Introduction: Fabricating Life Sized Heads
When Covid-19 hit the US in March 2020, the country faced extreme personal protective equipment (PPE) shortages. Design that Matters responded by rapidly designing and fabricating face shields for local hospitals. These face shields were designed to have as universal a fit as possible. NASA biometrics for head circumferences were used in the design process to achieve this design specification. The biometrics range from a 5% female head to a 95% male head. In order to demonstrate the universal fit of our product we decided to make life-sized heads. Follow along to learn about our design process and learn how to make your own life-sized head!
3D printer and filament, Meshmixer, Luban, Fusion360, Slicer for Fusion360, cardboard, pencils, glue
Step 1: Downloading Stl Files
Step 1A: Download NIOSH head stl files from the cdc website.
Step 1B: Design a base for your heads in your preferred CAD software. You can also download the base I designed (attached file: base FINAL.stl).
Step 2: Combine the Head and Base Using Meshmixer
Step 3: Laser Cutting
If you prefer to 3D print the heads you can skip to step 5!
For this step I used Fusion360 Slicer to generate dxf files for your laser cutter.
Step 3A: Import stl file with the up-axis set to Z
Step3B: Adjust settings to match the picture above
Step3C: Make sure you have two dowels. To add a dowel hover above the head in the blue plane and click. You can position your dowels as desired.
Step3D: Click "Get Plans" to generate dxf files.
Step 4: Constructing Laser Cut Head
For this step you will need cardboard, 2 pencils, and glue (Elmer's glue)

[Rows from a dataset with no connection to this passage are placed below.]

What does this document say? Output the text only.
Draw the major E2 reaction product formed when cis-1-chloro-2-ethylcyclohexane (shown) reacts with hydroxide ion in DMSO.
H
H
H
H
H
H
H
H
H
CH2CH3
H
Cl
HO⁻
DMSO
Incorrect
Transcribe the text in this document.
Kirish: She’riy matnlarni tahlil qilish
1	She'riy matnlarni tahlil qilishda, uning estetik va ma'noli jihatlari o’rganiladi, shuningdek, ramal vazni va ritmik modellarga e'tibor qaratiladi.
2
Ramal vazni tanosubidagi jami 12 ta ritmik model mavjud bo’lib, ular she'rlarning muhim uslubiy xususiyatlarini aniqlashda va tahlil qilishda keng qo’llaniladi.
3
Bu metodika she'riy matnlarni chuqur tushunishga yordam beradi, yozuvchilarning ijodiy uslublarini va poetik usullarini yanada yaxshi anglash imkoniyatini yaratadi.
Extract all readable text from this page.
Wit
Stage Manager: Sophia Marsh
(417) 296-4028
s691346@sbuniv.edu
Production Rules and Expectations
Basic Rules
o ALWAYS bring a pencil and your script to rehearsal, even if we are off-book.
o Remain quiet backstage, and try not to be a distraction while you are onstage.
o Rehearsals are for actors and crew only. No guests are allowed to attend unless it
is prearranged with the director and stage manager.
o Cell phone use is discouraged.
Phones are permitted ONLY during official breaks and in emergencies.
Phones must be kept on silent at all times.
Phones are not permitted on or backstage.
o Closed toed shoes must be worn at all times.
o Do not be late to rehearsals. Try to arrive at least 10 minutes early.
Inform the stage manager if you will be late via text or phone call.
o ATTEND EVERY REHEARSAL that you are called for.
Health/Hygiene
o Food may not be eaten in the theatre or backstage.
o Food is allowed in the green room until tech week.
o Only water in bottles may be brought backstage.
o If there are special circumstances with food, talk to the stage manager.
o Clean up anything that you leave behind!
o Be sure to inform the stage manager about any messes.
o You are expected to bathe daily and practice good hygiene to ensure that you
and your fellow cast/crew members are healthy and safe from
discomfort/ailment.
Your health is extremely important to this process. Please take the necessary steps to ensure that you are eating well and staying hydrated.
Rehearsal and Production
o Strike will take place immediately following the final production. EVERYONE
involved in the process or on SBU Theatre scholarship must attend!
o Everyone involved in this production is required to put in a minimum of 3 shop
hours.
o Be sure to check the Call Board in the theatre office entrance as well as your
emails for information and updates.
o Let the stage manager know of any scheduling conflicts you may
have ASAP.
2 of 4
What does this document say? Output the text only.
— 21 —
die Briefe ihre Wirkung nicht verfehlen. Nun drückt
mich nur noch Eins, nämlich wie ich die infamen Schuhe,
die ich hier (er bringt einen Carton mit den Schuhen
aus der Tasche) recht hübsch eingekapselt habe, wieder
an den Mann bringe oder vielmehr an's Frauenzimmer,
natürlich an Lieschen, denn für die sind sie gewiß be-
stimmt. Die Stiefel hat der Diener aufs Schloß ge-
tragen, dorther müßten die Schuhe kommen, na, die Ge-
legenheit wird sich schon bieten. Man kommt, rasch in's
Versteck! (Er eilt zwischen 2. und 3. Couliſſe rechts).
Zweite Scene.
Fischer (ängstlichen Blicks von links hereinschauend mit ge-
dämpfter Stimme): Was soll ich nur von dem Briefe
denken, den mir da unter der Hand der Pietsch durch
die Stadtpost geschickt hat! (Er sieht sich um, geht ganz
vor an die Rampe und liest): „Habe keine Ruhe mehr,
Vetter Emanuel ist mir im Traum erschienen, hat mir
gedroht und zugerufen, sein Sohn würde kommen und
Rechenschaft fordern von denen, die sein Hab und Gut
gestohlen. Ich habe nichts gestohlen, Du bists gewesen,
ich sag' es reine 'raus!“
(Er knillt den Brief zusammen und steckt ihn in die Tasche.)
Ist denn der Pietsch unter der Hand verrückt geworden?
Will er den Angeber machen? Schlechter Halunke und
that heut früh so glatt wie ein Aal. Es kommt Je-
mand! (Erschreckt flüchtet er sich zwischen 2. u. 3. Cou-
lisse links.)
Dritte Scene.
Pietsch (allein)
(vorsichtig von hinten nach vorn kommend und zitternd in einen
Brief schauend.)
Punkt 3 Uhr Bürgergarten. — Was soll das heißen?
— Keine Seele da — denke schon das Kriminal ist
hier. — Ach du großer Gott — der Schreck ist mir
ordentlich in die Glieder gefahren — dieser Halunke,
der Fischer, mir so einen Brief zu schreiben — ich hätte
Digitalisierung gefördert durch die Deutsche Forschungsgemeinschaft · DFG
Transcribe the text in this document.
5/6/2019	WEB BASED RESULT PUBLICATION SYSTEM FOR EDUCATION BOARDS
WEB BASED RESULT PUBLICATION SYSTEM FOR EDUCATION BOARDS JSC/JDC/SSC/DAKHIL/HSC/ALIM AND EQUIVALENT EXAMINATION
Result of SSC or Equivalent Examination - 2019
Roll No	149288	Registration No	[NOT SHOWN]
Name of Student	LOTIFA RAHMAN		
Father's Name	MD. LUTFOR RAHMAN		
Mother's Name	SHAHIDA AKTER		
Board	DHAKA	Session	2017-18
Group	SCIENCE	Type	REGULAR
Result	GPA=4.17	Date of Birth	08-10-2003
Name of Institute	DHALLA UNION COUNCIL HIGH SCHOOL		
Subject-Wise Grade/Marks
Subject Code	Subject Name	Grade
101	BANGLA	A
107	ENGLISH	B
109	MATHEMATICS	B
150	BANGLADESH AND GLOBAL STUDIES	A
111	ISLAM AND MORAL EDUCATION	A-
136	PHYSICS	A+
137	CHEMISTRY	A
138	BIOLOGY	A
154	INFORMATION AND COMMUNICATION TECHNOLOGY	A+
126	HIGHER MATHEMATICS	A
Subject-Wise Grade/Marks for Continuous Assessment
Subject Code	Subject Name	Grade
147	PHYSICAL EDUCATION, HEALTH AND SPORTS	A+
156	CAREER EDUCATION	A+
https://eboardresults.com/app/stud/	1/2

Step 4A: Laser cut the pieces that you exported as dxf files.
Step 4B: Break off the ends of 2 pencils and place them in the dowels to use as guides while you construct. As you build your head make sure to move the pencils upward when about 1/3 of the pencil is still visible. This will help prevent them from getting stuck in the head.
Step 4C: Assemble by gluing each layer and putting the subsequent layer on top. Avoid using too much glue and glue around the edges for better results.
Step 5: Using Luban to Split the Heads
Most 3D printers are not large enough to print the heads in one go so you need to split them up. We used Luban to separate the heads into multiple parts.
You can download Luban here.
Step 6: 3D Printing
Step 6A: Print your parts. Make sure to add supports. An infill of 4% is sufficient. Keep in mind that the heads took over 10 hours per part to print.
Step6B: Combine the heads by matching up the plugs.